On August 6th, AOL Research released the raw search logs of over 650,000 AOL users from a three month period. The data was released ostensibly for research purposes, but the privacy breach in releasing the data has been the main story. While the data was "anonymized" by replacing usernames with numeric ids, it is still possible to determine the identity of a user by reviewing the terms they searched, as the New York Times demonstrated.
AOL quickly pulled the data, but not before many users had downloaded it and made it available in both the original format as well as an easy to use web interface. It's more than a little bit strange to be viewing other people's search results—some are humourous, some are sad, and not surprisingly, some are quite disturbing.
Needless to say, the fallout has been significant. AOL apologized, two of the researches were fired and the CTO of AOL stepped down last week.
In the aftermath of this release, more people are realizing the risks involved in the massive amounts of data they reveal about themselves when they perform seemingly anonymous activities such as searching and browsing the Internet. Google logs your searches and your browsing history, as well as your email, your instant messaging and your photos. Google's even made rumblings that their long term goal is to store all your data. Combine this with government requests for access to search information and it's not hard to understand the concerns of privacy advocates when they speak of the risks involved in collecting this massive amount of information in one spot.

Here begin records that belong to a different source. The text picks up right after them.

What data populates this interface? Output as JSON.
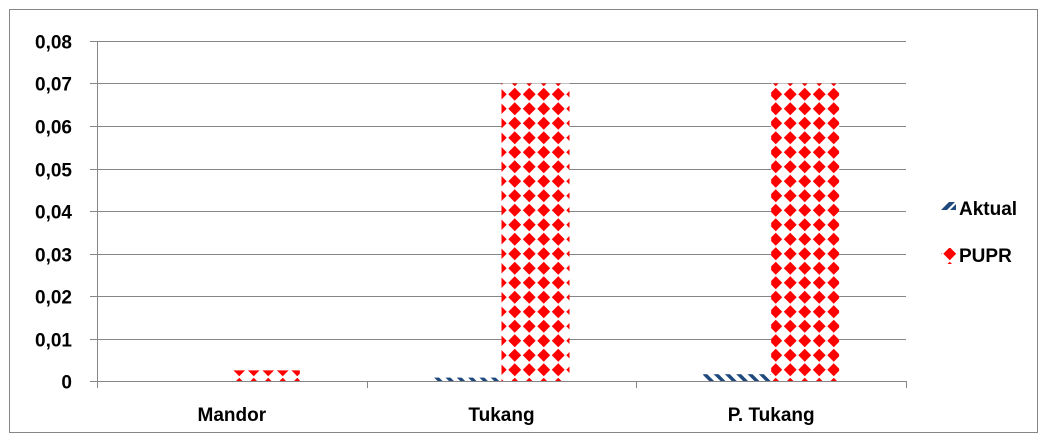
{
  "chart_data": {
    "type": "bar",
    "title": "",
    "xlabel": "",
    "ylabel": "",
    "categories": [
      "Mandor",
      "Tukang",
      "P. Tukang"
    ],
    "series": [
      {
        "name": "Aktual",
        "values": [
          0.0,
          0.0008,
          0.0016
        ],
        "color": "#1f497d",
        "pattern": "diagonal-stripes"
      },
      {
        "name": "PUPR",
        "values": [
          0.0025,
          0.07,
          0.07
        ],
        "color": "#ff0000",
        "pattern": "diamonds"
      }
    ],
    "ylim": [
      0,
      0.08
    ],
    "y_ticks": [
      "0",
      "0,01",
      "0,02",
      "0,03",
      "0,04",
      "0,05",
      "0,06",
      "0,07",
      "0,08"
    ],
    "grid": true,
    "legend_position": "right"
  }
}
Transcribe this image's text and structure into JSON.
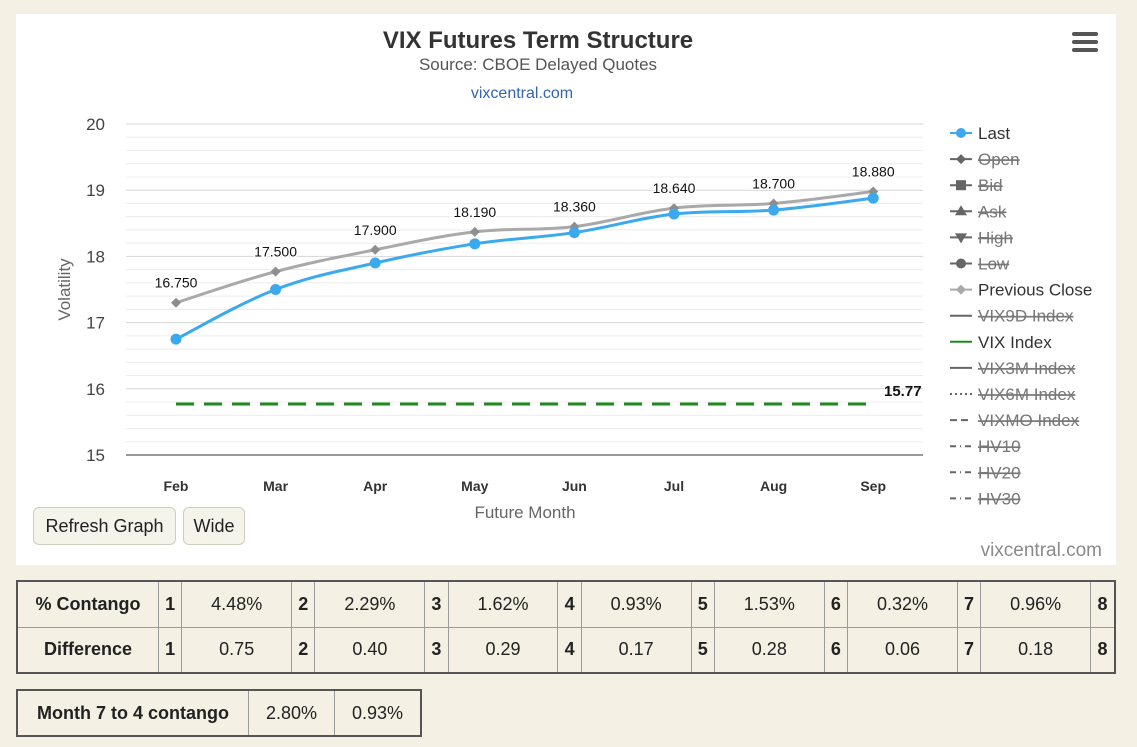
{
  "chart_data": {
    "type": "line",
    "title": "VIX Futures Term Structure",
    "subtitle": "Source: CBOE Delayed Quotes",
    "credit_link": "vixcentral.com",
    "xlabel": "Future Month",
    "ylabel": "Volatility",
    "ylim": [
      15,
      20
    ],
    "yticks": [
      15,
      16,
      17,
      18,
      19,
      20
    ],
    "grid": true,
    "categories": [
      "Feb",
      "Mar",
      "Apr",
      "May",
      "Jun",
      "Jul",
      "Aug",
      "Sep"
    ],
    "series": [
      {
        "name": "Last",
        "color": "#3aa9ee",
        "values": [
          16.75,
          17.5,
          17.9,
          18.19,
          18.36,
          18.64,
          18.7,
          18.88
        ],
        "labels": [
          "16.750",
          "17.500",
          "17.900",
          "18.190",
          "18.360",
          "18.640",
          "18.700",
          "18.880"
        ]
      },
      {
        "name": "Previous Close",
        "color": "#a9a9a9",
        "values": [
          17.3,
          17.77,
          18.1,
          18.37,
          18.45,
          18.73,
          18.8,
          18.98
        ]
      },
      {
        "name": "VIX Index",
        "color": "#1e8a1e",
        "dashed": true,
        "values": [
          15.77,
          15.77,
          15.77,
          15.77,
          15.77,
          15.77,
          15.77,
          15.77
        ],
        "end_label": "15.77"
      }
    ],
    "legend": {
      "position": "right",
      "items": [
        {
          "label": "Last",
          "symbol": "circle",
          "color": "#3aa9ee",
          "hidden": false
        },
        {
          "label": "Open",
          "symbol": "diamond",
          "color": "#555555",
          "hidden": true
        },
        {
          "label": "Bid",
          "symbol": "square",
          "color": "#555555",
          "hidden": true
        },
        {
          "label": "Ask",
          "symbol": "triangle",
          "color": "#555555",
          "hidden": true
        },
        {
          "label": "High",
          "symbol": "triangle-down",
          "color": "#555555",
          "hidden": true
        },
        {
          "label": "Low",
          "symbol": "circle",
          "color": "#555555",
          "hidden": true
        },
        {
          "label": "Previous Close",
          "symbol": "diamond",
          "color": "#a9a9a9",
          "hidden": false
        },
        {
          "label": "VIX9D Index",
          "symbol": "line",
          "color": "#666666",
          "hidden": true
        },
        {
          "label": "VIX Index",
          "symbol": "line",
          "color": "#1e8a1e",
          "hidden": false
        },
        {
          "label": "VIX3M Index",
          "symbol": "line",
          "color": "#666666",
          "hidden": true
        },
        {
          "label": "VIX6M Index",
          "symbol": "dotted",
          "color": "#666666",
          "hidden": true
        },
        {
          "label": "VIXMO Index",
          "symbol": "dashed",
          "color": "#666666",
          "hidden": true
        },
        {
          "label": "HV10",
          "symbol": "dashdot",
          "color": "#666666",
          "hidden": true
        },
        {
          "label": "HV20",
          "symbol": "dashdot",
          "color": "#666666",
          "hidden": true
        },
        {
          "label": "HV30",
          "symbol": "dashdot",
          "color": "#666666",
          "hidden": true
        }
      ]
    }
  },
  "buttons": {
    "refresh": "Refresh Graph",
    "wide": "Wide"
  },
  "watermark": "vixcentral.com",
  "stats": {
    "contango": {
      "label": "% Contango",
      "cells": [
        [
          "1",
          "4.48%"
        ],
        [
          "2",
          "2.29%"
        ],
        [
          "3",
          "1.62%"
        ],
        [
          "4",
          "0.93%"
        ],
        [
          "5",
          "1.53%"
        ],
        [
          "6",
          "0.32%"
        ],
        [
          "7",
          "0.96%"
        ]
      ],
      "last": "8"
    },
    "difference": {
      "label": "Difference",
      "cells": [
        [
          "1",
          "0.75"
        ],
        [
          "2",
          "0.40"
        ],
        [
          "3",
          "0.29"
        ],
        [
          "4",
          "0.17"
        ],
        [
          "5",
          "0.28"
        ],
        [
          "6",
          "0.06"
        ],
        [
          "7",
          "0.18"
        ]
      ],
      "last": "8"
    }
  },
  "month_contango": {
    "label": "Month 7 to 4 contango",
    "values": [
      "2.80%",
      "0.93%"
    ]
  },
  "colors": {
    "background": "#f4f0e3",
    "panel": "#ffffff",
    "last_series": "#3aa9ee",
    "previous_close": "#a9a9a9",
    "vix_index": "#1e8a1e"
  },
  "icons": {
    "menu": "hamburger-menu-icon"
  }
}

John Battelle, in his book titled "The Search" coins the term "Database of Intentions" to describe these risks:
"The Database of Intentions is simply this: the aggregate results of every search ever entered, every result list ever tendered, and every path taken as a result... Taken together this information represents a real-time history of post-Web culture—a massive clickstream database of desires, needs, wants, and preferences that can be discovered, subpoenaed, archived, tracked and exploited for all sorts of ends."
So what can be done, as users, to reduce our footprints in this massive database?
There are a number of tools that can be used, including the GoogleAnon bookmarklet to anonymize your Google cookie, as well TrackMeNot, a Firefox extension that periodically issues random queries with fake data in the background.
Ultimately it's important to remember that the information we enter into search boxes is not anonymous, and not only is it being logged, it is also being transmitted unencrypted across the Internet.